* Bunds “overdone” rally peters out
* Price tag of up to 34 bln euros on Anglo Irish bailout
* Spain downgraded by Moody’s; ECB tender and U.S. data eyed
By George Matlock
LONDON, Sept 30 (Reuters) - German government debt prices fell on Thursday, as traders said an initial rally was overdone after the Irish central bank priced the bailout of Anglo Irish Bank and Moody’s removed Spain’s top-notch triple-A rating.
A combination of weaker Bunds and real buying of peripheral debt issues helped intra-euro zone yield spreads to tighten.
“The Bund rally was overdone at the opening as the Irish and Spanish news overnight was no worse than expected and now Bunds are coming off. There is also decent buying by end investors of Irish, Portuguese and Spanish bonds,” Eamon Reilly, a trader at Davy Stockbrokers in Dublin said.
The December Bund future FGBLc1 was down five ticks on the day at 131.76 by 0830 GMT, after earlier hitting its highest level since Sept. 8 at 132.20.
The Irish central bank priced the bailout of Anglo Irish at up to 34 billion euros — just inside market expectations of up to 35 billion euros.
The country’s central bank also said another lender, Allied Irish Banks ALBK.I, would need to raise an additional 3 billion euros by the end of the year.
Irish Finance Minister Brian Lenihan said Allied Irish Banks would become majority owned by the state, and added bond auctions scheduled for October and November would be cancelled and the issuer would not return to the bond market until 2011. [ID:nDUB003257] [ID:nWLA4154]
“The headline of a (public) deficit of 30 percent is somewhat scary. But...there is no funding need from the recapitalisation, so Ireland doesn’t have to come to the market and won’t for the rest of the year,” Christoph Rieger, a strategist at Commerzbank in Frankfurt said.
The 10-year Irish/German bond yield spread tightened by 9 basis points on the day to 457 bps and the Spanish/German spread tightened by 13 bps to 185 bps. IE10YT=TWEBES10YT=TWEB
In outright terms, Irish yields slightly outperformed Bunds, falling by 10 bps to 6.79 percent, while the Bund yield was down 0.6 bps at 2.236 percent.
Spanish yields outperformed Bunds more decisively, down 7.4 bps at 4.14 percent. Portuguese yields also outperformed Bunds, 6.8 bps down at 6.50 percent.

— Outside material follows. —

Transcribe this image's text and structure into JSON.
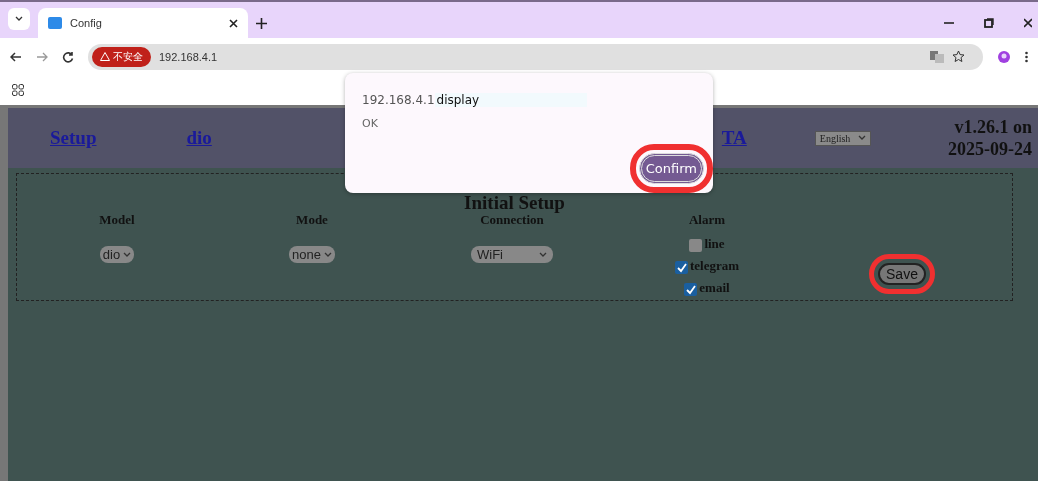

Spain’s loss of its triple-A status had been highly anticipated in the markets, as Moody’s had a deadline of Sept. 30 to decide whether to follow suit with other credit ratings agencies Standard & Poor’s and Fitch, in removing the euro zone’s fourth-largest economy’s top rating.
But Moody’s said the outlook for Spain was stable, indicating no further downgrades were likely.
“We expected the (Spain) downgrade to be delivered today and one notch with a stable outlook is obviously the best downgrade one could get,” Rieger said.
Markets are awaiting the results at around 0920 GMT of the six-day liquidity tender following a smaller-than-expected take up of three-month funds by European banks on Wednesday.
ECB Vice-President Vitor Constancio said the lower take up indicated money markets were normalising, but dealers said a large bid by banks in the six-day tender could unwind that optimism and send Spanish and other peripheral debt yield spreads wider. [ID:nLDE68T0EH]
The interest rate-sensitive two-year Schatz yield DE2YT=TWEB was down 0.6 basis points at 0.785 percent.
“Ireland and Spain are now behind us, we need to be thinking about what’s next. And that means the realisation that euro zone liquidity is being withdrawn, as Constancio implies, which could push Bunds lower later in the session,” Marc Ostwald, bond strategist at Monument Securities in London said.
Market attention will later turn to U.S. weekly jobless claims data for more evidence of a slowing economy.
A Reuters poll of economists forecast 460,000 claims ECON.
“It’s end of quarter, hence far from obvious which way the market will react to what is forecast to be a slightly lower claims figure,” Ostwald said.